Architecture and documentation for a truly agile data platform that is operationally scalable, not just architecturally.
This repository is intended to provide examples and explanations of how to architect a modern cloud data platform which is driven by DevOps processes and allows enterprise scale in terms of both capability and work throughput. It is designed to remove unnecessary blockers and issues which arise with more traditional approaches by following the example of application development. Concepts such as "Cattle vs Pets" and loose coupling will be central to this architecture, alongside a modular approach with strong, contract based interactions between components. The documents here describe the platform as a whole and should not be confused with data engineering or data modelling documentation both of which still have their place inside of data products alongside aspects such as data quality and compliance.
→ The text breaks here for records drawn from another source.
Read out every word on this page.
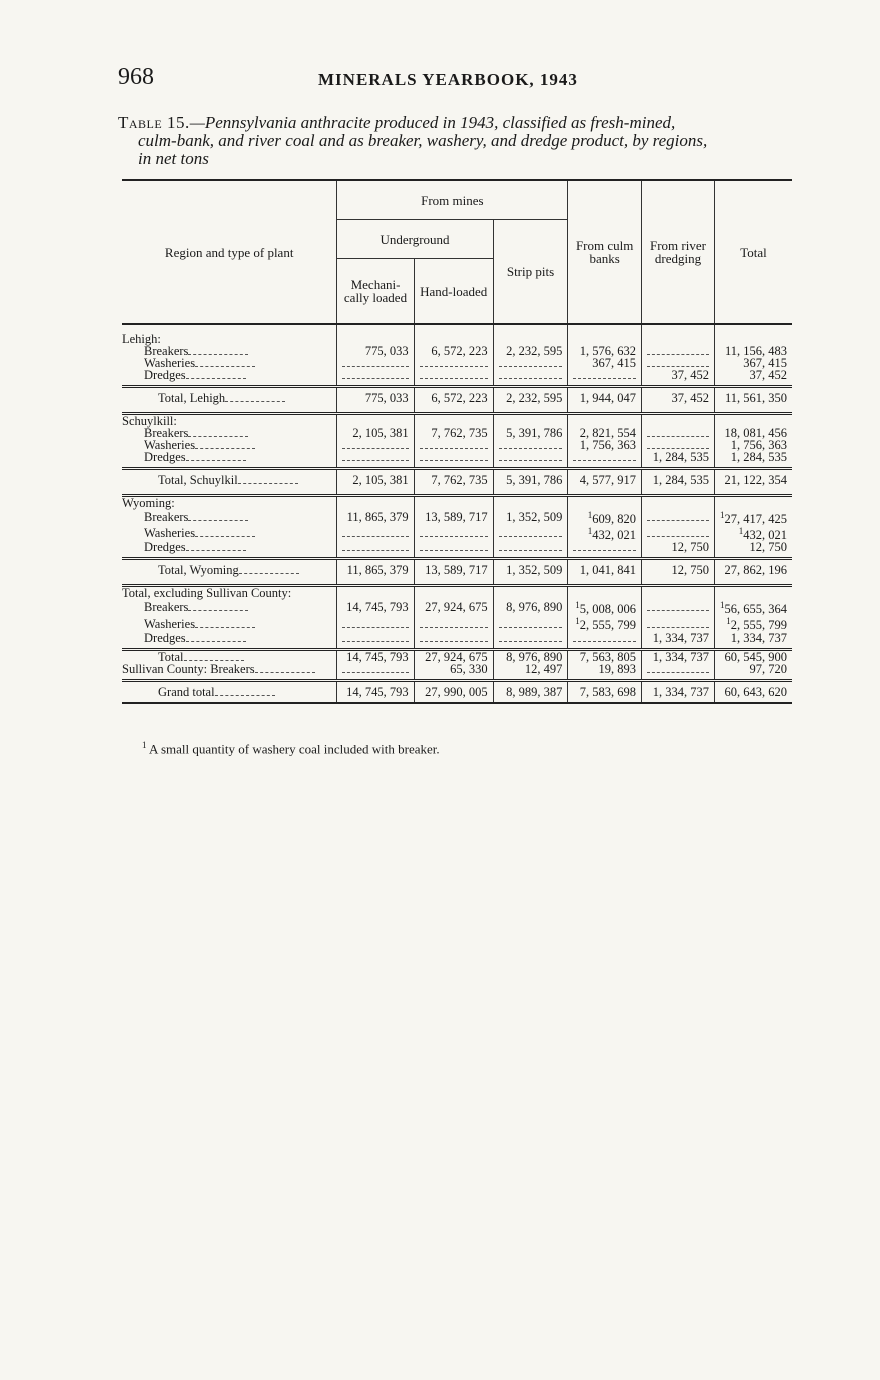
968	MINERALS YEARBOOK, 1943
Table 15.—Pennsylvania anthracite produced in 1943, classified as fresh-mined,
culm-bank, and river coal and as breaker, washery, and dredge product, by regions,
in net tons
Region and type of plant	From mines			From culm banks	From river dredging	Total
	Underground		Strip pits			
	Mechani-cally loaded	Hand-loaded				

Lehigh:						
Breakers	775, 033	6, 572, 223	2, 232, 595	1, 576, 632		11, 156, 483
Washeries				367, 415		367, 415
Dredges					37, 452	37, 452

Total, Lehigh	775, 033	6, 572, 223	2, 232, 595	1, 944, 047	37, 452	11, 561, 350

Schuylkill:						
Breakers	2, 105, 381	7, 762, 735	5, 391, 786	2, 821, 554		18, 081, 456
Washeries				1, 756, 363		1, 756, 363
Dredges					1, 284, 535	1, 284, 535

Total, Schuylkil	2, 105, 381	7, 762, 735	5, 391, 786	4, 577, 917	1, 284, 535	21, 122, 354

Wyoming:						
Breakers	11, 865, 379	13, 589, 717	1, 352, 509	$^1$609, 820		$^1$27, 417, 425
Washeries				$^1$432, 021		$^1$432, 021
Dredges					12, 750	12, 750

Total, Wyoming	11, 865, 379	13, 589, 717	1, 352, 509	1, 041, 841	12, 750	27, 862, 196

Total, excluding Sullivan County:						
Breakers	14, 745, 793	27, 924, 675	8, 976, 890	$^1$5, 008, 006		$^1$56, 655, 364
Washeries				$^1$2, 555, 799		$^1$2, 555, 799
Dredges					1, 334, 737	1, 334, 737

Total	14, 745, 793	27, 924, 675	8, 976, 890	7, 563, 805	1, 334, 737	60, 545, 900
Sullivan County: Breakers		65, 330	12, 497	19, 893		97, 720

Grand total	14, 745, 793	27, 990, 005	8, 989, 387	7, 583, 698	1, 334, 737	60, 643, 620
$^1$ A small quantity of washery coal included with breaker.
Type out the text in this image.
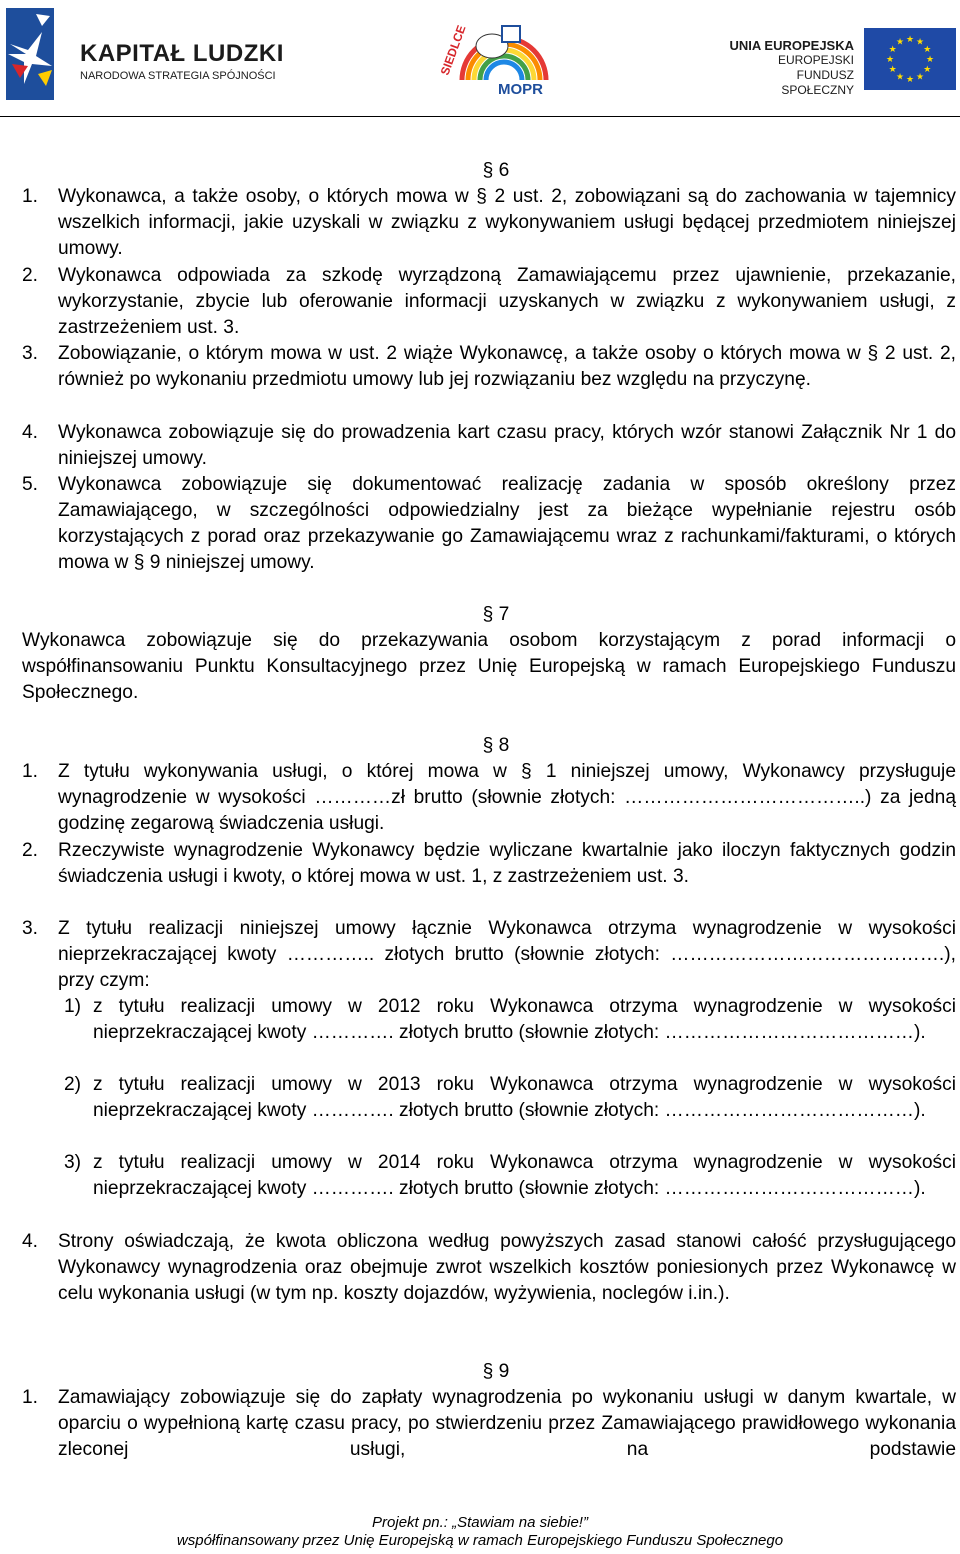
KAPITAŁ LUDZKI
NARODOWA STRATEGIA SPÓJNOŚCI	SIEDLCE
MOPR
UNIA EUROPEJSKA
EUROPEJSKI
FUNDUSZ SPOŁECZNY
★ ★
★
★
★
★
★
★
★
★
★
★
§ 6
1. Wykonawca, a także osoby, o których mowa w § 2 ust. 2, zobowiązani są do zachowania w tajemnicy wszelkich informacji, jakie uzyskali w związku z wykonywaniem usługi będącej przedmiotem niniejszej umowy.
2. Wykonawca odpowiada za szkodę wyrządzoną Zamawiającemu przez ujawnienie, przekazanie, wykorzystanie, zbycie lub oferowanie informacji uzyskanych w związku z wykonywaniem usługi, z zastrzeżeniem ust. 3.
3. Zobowiązanie, o którym mowa w ust. 2 wiąże Wykonawcę, a także osoby o których mowa w § 2 ust. 2, również po wykonaniu przedmiotu umowy lub jej rozwiązaniu bez względu na przyczynę.
4. Wykonawca zobowiązuje się do prowadzenia kart czasu pracy, których wzór stanowi Załącznik Nr 1 do niniejszej umowy.
5. Wykonawca zobowiązuje się dokumentować realizację zadania w sposób określony przez Zamawiającego, w szczególności odpowiedzialny jest za bieżące wypełnianie rejestru osób korzystających z porad oraz przekazywanie go Zamawiającemu wraz z rachunkami/fakturami, o których mowa w § 9 niniejszej umowy.
§ 7
Wykonawca zobowiązuje się do przekazywania osobom korzystającym z porad informacji o współfinansowaniu Punktu Konsultacyjnego przez Unię Europejską w ramach Europejskiego Funduszu Społecznego.
§ 8
1. Z tytułu wykonywania usługi, o której mowa w § 1 niniejszej umowy, Wykonawcy przysługuje wynagrodzenie w wysokości …………zł brutto (słownie złotych: ………………………………..) za jedną godzinę zegarową świadczenia usługi.
2. Rzeczywiste wynagrodzenie Wykonawcy będzie wyliczane kwartalnie jako iloczyn faktycznych godzin świadczenia usługi i kwoty, o której mowa w ust. 1, z zastrzeżeniem ust. 3.
3. Z tytułu realizacji niniejszej umowy łącznie Wykonawca otrzyma wynagrodzenie w wysokości nieprzekraczającej kwoty ………….. złotych brutto (słownie złotych: …………………………………….), przy czym:
1) z tytułu realizacji umowy w 2012 roku Wykonawca otrzyma wynagrodzenie w wysokości nieprzekraczającej kwoty …………. złotych brutto (słownie złotych: …………………………………).
2) z tytułu realizacji umowy w 2013 roku Wykonawca otrzyma wynagrodzenie w wysokości nieprzekraczającej kwoty …………. złotych brutto (słownie złotych: …………………………………).
3) z tytułu realizacji umowy w 2014 roku Wykonawca otrzyma wynagrodzenie w wysokości nieprzekraczającej kwoty …………. złotych brutto (słownie złotych: …………………………………).
4. Strony oświadczają, że kwota obliczona według powyższych zasad stanowi całość przysługującego Wykonawcy wynagrodzenia oraz obejmuje zwrot wszelkich kosztów poniesionych przez Wykonawcę w celu wykonania usługi (w tym np. koszty dojazdów, wyżywienia, noclegów i.in.).
§ 9
1. Zamawiający zobowiązuje się do zapłaty wynagrodzenia po wykonaniu usługi w danym kwartale, w oparciu o wypełnioną kartę czasu pracy, po stwierdzeniu przez Zamawiającego prawidłowego wykonania zleconej usługi, na podstawie
Projekt pn.: „Stawiam na siebie!”
współfinansowany przez Unię Europejską w ramach Europejskiego Funduszu Społecznego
This information has been created because we see customers with very specific problems arising from traditional approaches to their platforms. As a general rule, data platform evolution follows the stages set out below. While it might be possible to jump straight to the "mature" end of the spectrum the skills required to do so are not usually present within an organisation. For this reason, we recommend progressing naturally through the stages as the organisation matures according to requirements. Always remember that the purpose is to process and present data, and delivering this goal by whatever means you can as early as you can will get buy in from the business while spending a year trying to build an advanced platform may not deliver the data for the business to use.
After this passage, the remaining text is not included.